The recent news of the nuclear disaster in Japan have brought a flood of memories to the fore from my days as a Greenpeace diver.
During the Summer of 1983, random sampling of beach sand near the Sellafield Nuclear Reprocessing plant in Cumbria, England, produced “off the scale” readings which led to the isolating of a 2km discharge pipeline into the Irish Sea as the source of the contamination. The pipe was releasing more than 10 million litres of radioactive water into the sea every day and has since been described as “Chernobyl in slow motion”.
A plan to block the pipeline was put together and in November of 1983 our ship “Cedarlea” dropped anchor into the dark Cumbrian waters and launched two Zodiac inflatables carrying myself and three other divers.

It was unlike any other of the many actions I had been on. The usual high sprits and jokey banter was replaced with silent introspection and nervous and repetitive gear checking.
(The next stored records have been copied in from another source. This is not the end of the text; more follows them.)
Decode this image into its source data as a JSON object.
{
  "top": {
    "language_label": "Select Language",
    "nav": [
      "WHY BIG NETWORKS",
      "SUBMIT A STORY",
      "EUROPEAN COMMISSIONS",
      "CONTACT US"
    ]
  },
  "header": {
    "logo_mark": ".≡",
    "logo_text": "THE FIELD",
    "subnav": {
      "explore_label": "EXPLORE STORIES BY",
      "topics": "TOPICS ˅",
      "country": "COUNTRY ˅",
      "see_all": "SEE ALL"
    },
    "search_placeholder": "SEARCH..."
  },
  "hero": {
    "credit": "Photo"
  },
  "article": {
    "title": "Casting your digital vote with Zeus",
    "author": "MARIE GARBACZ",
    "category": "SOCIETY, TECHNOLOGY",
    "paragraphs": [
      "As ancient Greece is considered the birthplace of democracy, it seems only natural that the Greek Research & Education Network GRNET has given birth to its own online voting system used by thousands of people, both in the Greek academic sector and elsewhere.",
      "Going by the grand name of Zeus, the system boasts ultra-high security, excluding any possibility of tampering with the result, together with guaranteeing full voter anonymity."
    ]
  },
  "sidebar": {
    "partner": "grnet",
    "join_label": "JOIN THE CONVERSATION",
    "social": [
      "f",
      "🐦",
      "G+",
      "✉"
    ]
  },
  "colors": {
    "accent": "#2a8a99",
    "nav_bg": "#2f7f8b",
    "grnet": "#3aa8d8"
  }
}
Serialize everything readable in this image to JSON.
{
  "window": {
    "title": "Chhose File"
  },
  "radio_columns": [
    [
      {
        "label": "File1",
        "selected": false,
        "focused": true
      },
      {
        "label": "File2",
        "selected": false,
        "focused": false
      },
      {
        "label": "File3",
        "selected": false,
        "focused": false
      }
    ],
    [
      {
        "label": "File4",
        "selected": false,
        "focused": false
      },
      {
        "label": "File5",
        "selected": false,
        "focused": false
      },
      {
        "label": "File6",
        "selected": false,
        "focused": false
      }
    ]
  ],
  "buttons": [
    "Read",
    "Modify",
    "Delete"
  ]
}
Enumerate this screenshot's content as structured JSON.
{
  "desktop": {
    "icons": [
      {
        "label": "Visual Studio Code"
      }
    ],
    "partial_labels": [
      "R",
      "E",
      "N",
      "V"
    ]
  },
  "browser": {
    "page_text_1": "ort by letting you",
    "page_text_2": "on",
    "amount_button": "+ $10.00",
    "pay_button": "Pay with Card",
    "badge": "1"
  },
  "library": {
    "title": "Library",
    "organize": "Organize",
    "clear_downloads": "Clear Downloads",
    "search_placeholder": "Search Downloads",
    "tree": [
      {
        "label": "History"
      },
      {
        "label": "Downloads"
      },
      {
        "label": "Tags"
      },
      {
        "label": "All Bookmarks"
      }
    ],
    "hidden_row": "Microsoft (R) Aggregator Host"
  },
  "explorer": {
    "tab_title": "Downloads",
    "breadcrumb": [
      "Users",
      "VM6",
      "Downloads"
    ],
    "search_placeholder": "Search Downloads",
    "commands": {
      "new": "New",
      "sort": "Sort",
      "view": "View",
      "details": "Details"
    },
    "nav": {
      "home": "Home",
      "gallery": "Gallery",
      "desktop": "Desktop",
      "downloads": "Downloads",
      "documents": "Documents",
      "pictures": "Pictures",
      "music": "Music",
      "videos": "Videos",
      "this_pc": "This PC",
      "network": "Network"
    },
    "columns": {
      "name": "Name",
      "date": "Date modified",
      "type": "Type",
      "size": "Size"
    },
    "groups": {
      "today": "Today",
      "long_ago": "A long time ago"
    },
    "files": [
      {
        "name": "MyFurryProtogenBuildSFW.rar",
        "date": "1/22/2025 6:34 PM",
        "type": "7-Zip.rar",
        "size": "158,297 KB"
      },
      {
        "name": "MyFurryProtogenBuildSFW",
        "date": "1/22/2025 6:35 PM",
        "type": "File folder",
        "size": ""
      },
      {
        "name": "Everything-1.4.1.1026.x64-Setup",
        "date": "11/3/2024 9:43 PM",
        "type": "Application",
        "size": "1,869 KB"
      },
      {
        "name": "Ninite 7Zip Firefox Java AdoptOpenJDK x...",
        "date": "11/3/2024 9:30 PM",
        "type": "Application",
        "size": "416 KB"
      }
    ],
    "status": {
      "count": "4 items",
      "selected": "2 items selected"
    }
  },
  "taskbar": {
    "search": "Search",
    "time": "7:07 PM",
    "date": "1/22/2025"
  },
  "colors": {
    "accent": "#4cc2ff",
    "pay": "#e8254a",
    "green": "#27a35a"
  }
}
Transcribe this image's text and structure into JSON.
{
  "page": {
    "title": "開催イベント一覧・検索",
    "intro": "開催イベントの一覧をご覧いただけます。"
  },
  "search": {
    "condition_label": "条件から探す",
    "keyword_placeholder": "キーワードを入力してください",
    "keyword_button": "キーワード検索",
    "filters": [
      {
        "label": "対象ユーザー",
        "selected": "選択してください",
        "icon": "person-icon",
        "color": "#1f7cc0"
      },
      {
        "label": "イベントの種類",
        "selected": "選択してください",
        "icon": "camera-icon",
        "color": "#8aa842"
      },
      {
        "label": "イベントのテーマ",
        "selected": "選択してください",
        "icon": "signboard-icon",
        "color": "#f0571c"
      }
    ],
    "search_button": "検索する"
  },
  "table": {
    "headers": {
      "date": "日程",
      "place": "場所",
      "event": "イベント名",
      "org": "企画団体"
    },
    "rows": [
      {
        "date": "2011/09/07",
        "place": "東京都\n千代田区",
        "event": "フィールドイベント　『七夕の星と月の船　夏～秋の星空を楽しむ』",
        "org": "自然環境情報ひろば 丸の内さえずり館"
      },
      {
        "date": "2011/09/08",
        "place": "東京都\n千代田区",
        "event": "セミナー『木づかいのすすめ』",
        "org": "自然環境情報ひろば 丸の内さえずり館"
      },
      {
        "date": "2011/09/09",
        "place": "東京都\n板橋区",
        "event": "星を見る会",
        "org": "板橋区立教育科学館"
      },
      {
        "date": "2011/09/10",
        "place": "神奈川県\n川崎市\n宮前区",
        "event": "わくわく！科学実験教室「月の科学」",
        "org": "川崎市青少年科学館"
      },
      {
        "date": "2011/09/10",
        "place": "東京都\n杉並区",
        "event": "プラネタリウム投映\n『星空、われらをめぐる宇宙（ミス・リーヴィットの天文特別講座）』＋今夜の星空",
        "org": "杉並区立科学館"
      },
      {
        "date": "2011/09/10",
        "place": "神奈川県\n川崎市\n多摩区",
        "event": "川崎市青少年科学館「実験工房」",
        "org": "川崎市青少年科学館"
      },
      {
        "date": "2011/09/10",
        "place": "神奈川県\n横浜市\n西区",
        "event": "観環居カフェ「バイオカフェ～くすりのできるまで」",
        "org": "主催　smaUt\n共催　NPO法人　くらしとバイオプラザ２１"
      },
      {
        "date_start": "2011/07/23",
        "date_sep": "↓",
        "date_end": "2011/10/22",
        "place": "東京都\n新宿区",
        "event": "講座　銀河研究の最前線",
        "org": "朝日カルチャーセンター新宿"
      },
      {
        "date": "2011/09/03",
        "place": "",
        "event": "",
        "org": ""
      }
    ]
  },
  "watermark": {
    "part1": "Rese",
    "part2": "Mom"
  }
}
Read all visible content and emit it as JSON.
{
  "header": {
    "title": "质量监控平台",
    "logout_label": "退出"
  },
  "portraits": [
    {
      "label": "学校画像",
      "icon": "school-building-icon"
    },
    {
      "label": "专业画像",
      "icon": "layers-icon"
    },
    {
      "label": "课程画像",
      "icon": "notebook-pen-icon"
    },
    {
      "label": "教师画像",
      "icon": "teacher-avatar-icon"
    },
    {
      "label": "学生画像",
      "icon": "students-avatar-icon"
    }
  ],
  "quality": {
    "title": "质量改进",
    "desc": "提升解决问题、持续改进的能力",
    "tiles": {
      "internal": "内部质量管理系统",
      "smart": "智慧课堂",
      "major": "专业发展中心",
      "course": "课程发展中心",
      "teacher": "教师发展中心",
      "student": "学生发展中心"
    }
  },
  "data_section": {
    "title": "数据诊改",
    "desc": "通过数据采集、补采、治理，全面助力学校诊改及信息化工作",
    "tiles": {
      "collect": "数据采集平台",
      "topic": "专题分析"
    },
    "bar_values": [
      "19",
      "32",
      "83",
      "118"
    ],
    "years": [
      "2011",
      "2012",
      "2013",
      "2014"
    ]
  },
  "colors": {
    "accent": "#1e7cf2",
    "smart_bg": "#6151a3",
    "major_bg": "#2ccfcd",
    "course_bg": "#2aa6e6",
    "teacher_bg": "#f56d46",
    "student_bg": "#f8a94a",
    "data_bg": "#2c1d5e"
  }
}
As we slipped into the freezing water I distinctly remember the “dirty” sensation of the water all around me and of the “London air” compressed into my diving tank and flowing into my lungs being “clean”. The murky coastal waters made our lights useless as they only served to light up the flock we were swimming through I turned mine off and chose to feel my way along the bottom at 70ft until we intercepted the pipeline the follow it to the end where the diffuser was discharging.
The diffuser is like a flute and the plan was to insert plugs held in place with chain and hammer over the bolts so the could not be removed, but we found that the diffuser had been modified to be “Greenpeace proof” and we had to rethink the plan and remove the modification before we managed a partial plugging. Worse yet, this increased our planned bottom time on the pipe which to our horror was still in full discharge.
We wrapped up and kicked for the surface, and again I remember ascending like a missile to create rapid distance between the pipe and the surface. Surfacing like that is not a recommended practice and in the blackness I though I would be the first to hit topside only to find that the others were in the same mindset and had surfaced like “Flipper”.

As soon as we flopped cold and exhausted into the bottom of the Zodiac we were passed over with a Geiger counter which revealed that we were seriously contaminated. Our gear was stripped off and later sent to BNFL Harwell for decontamination …. we never got it back. I kept the diving tank I used and it is still lurks in the back of the shed as a “memento” (along with these few grainy press shots). I lost a little hair and had a few nose bleeds… I still worry about it.
Greenpeace UK was fined $75,000 for contempt which we thought would close us down and force us to sell Cedarlea, but we were getting three mail trucks a day of everything from kids pocket money to Paul McCartney sending a heavy check and we had the fine paid in a week.
Sellafield is still in operation with 23 times the level of Americium-241 – a highly radioactive, carcinogenic substance – found at Sellafield compared to Chernobyl. An estimated 200 kilograms (441 lbs) of plutonium has been deposited in the marine sediments of the Irish Sea. Cattle and fish in the area are contaminated with plutonium-239 and caesium-137 from these sediments.
The poet Norman Nicholson wrote a poem about his local Sellafield which is nested in the crook of the mountains of the beautiful Lake District (Scafell is the highest mountain in England). Nicholson paints the picture like no other can.
The toadstool towers infest the shore:
Stink-horns that propagate and spore
Wherever the wind blows.
Scafell looks down from the bracken band,
And sees hell in a grain of sand,
And feels the canker itch between his toes.
This is a land where dirt is clean,
And poison pasture, quick and green,
And Storm sky, bright and bare;
Where sewers flow with milk, and meat
Is carved up for the fire to eat,
And children suffocate in God’s fresh air.